Gianni Oliva, Storia della Resistenza alla libreria La Torre

ALBA La grande storia della Resistenza 1943-1948 è l’ultimo lavoro di Gianni Oliva, edito da Utet: l’autore lo presenterà alla libreria La torre venerdì 5 aprile, alle 21.

Professore, quali considerazioni l’hanno portata a scrivere il volume?

«Esistono decine di migliaia di articoli, memorie, storie locali che indagano la Resistenza. Ma curiosamente esistono solo due storie generali che propongono uno sguardo globale sul periodo (Breve storia della Resistenza italiana di Roberto Battaglia e Storia dell’Italia partigiana di Giorgio Bocca). Entrambi testi preziosi ma pubblicati molti anni fa. Nel frattempo il dibattito sulla Resistenza si è modificato e il mio lavoro cerca di fornire una visione globale».

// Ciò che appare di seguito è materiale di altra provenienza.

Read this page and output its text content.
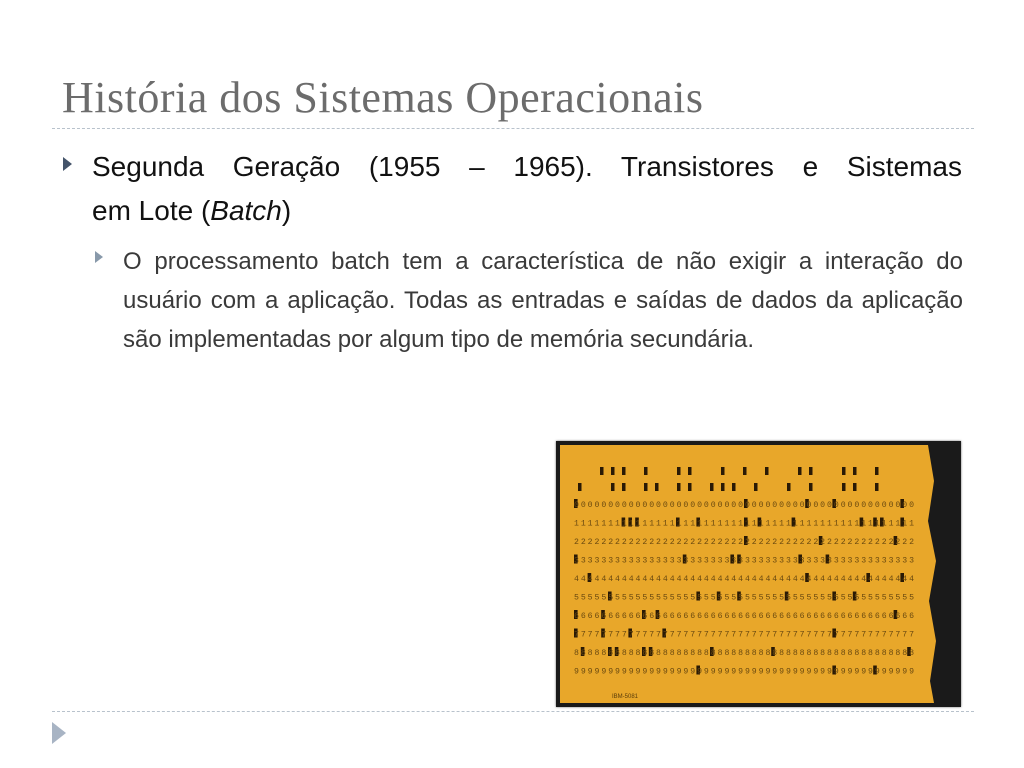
História dos Sistemas Operacionais
Segunda Geração (1955 – 1965). Transistores e Sistemas
em Lote (Batch)
O processamento batch tem a característica de não exigir a interação do usuário com a aplicação. Todas as entradas e saídas de dados da aplicação são implementadas por algum tipo de memória secundária.
00000000000000000000000000000000000000000000000000
11111111111111111111111111111111111111111111111111
22222222222222222222222222222222222222222222222222
33333333333333333333333333333333333333333333333333
44444444444444444444444444444444444444444444444444
55555555555555555555555555555555555555555555555555
66666666666666666666666666666666666666666666666666
77777777777777777777777777777777777777777777777777
88888888888888888888888888888888888888888888888888
99999999999999999999999999999999999999999999999999
IBM-5081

E include anche il periodo postbellico.

«Sì, il concetto va esteso fino al 1948: a mio giudizio, perché l’eredità della guerra di Resistenza è la Costituzione. Un documento che è testimonianza di una pluralità di visioni politiche che si sono riunite nella comune lotta antifascista. La varietà ideologica è stata fondamentale per creare un gruppo dirigente consapevole di quanto fossero preziosi i diritti civili e sociali per cui ci si era battuti».

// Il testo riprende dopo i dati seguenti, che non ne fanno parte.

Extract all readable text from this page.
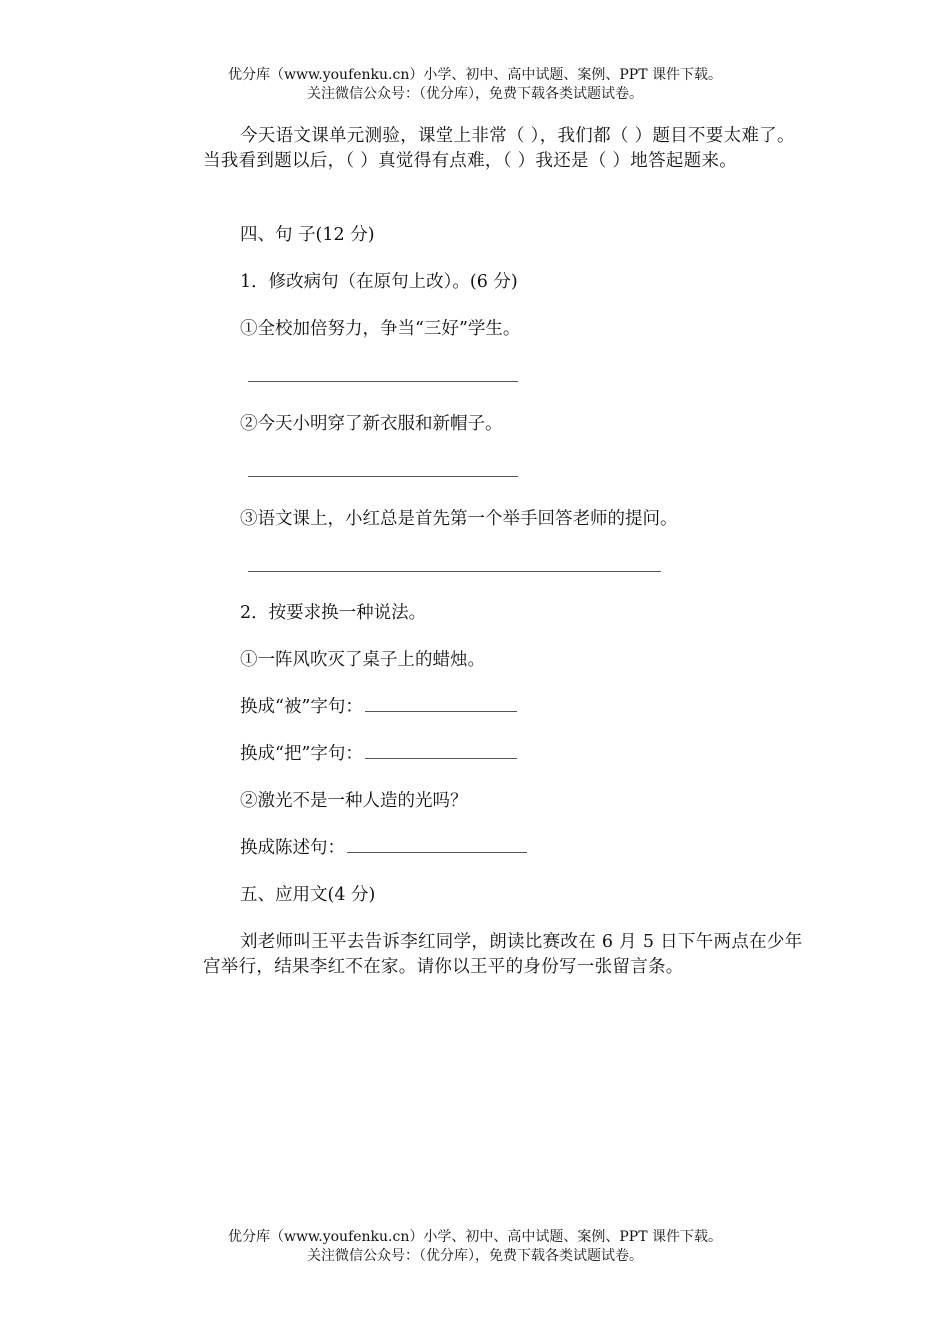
优分库（www.youfenku.cn）小学、初中、高中试题、案例、PPT 课件下载。
关注微信公众号：（优分库），免费下载各类试题试卷。

今天语文课单元测验，课堂上非常（ ），我们都（ ）题目不要太难了。当我看到题以后，（ ）真觉得有点难，（ ）我还是（ ）地答起题来。

四、句 子(12 分)
1．修改病句（在原句上改）。(6 分)
①全校加倍努力，争当“三好”学生。
②今天小明穿了新衣服和新帽子。
③语文课上，小红总是首先第一个举手回答老师的提问。
2．按要求换一种说法。
①一阵风吹灭了桌子上的蜡烛。
换成“被”字句：
换成“把”字句：
②激光不是一种人造的光吗？
换成陈述句：
五、应用文(4 分)

刘老师叫王平去告诉李红同学，朗读比赛改在 6 月 5 日下午两点在少年宫举行，结果李红不在家。请你以王平的身份写一张留言条。

优分库（www.youfenku.cn）小学、初中、高中试题、案例、PPT 课件下载。
关注微信公众号：（优分库），免费下载各类试题试卷。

Perché quegli anni continuano a essere oggetto di dibattito?

«Nell’immediato dopoguerra non si sono fatti i conti con l’epoca fascista. La classe dirigente, a livello nazionale, non fu completamente rinnovata, anche perché la guerra partigiana non aveva interessato tutta la Penisola. Con il tempo i nodi sono venuti al pettine. In una prima fase è prevalso il racconto romantico e virile della guerra partigiana. Un racconto parziale e non di rado mitologico, che ha tralasciato di indagare aspetti peculiari della guerra civile».

Ad esempio?

«Va sfatato il mito di una sollevazione popolare capace di liberare, autonomamente, l’Italia dall’occupazione nazifascista. La Resistenza non fu un’esperienza significativa dal punto di vista militare, la sua importanza va ricercata nella spinta morale che diede al Paese. Un ottimo esempio è offerto dal Cuneese dove il movimento partigiano fu sostenuto dal mondo contadino, nonostante le gravi difficoltà economiche e la violenza dei rastrellamenti».

E il revisionismo?

«Nel dopoguerra esisteva un revisionismo nostalgico che ritengo, in questo momento, minoritario. Esiste però una corrente di pensiero alimentata da certa letteratura che intende smontare l’immagine del partigiano-eroe. Non c’è dubbio che siano stati numerosi gli episodi di giustizia sommaria, d’altra parte occorre storicizzare, comprendendo che la guerra civile implica sempre un tasso di violenza esacerbata. La lotta contro il fascismo, un regime ventennale alleato con forze di occupazione straniere, non poteva risolversi in modo incruento».

a.d.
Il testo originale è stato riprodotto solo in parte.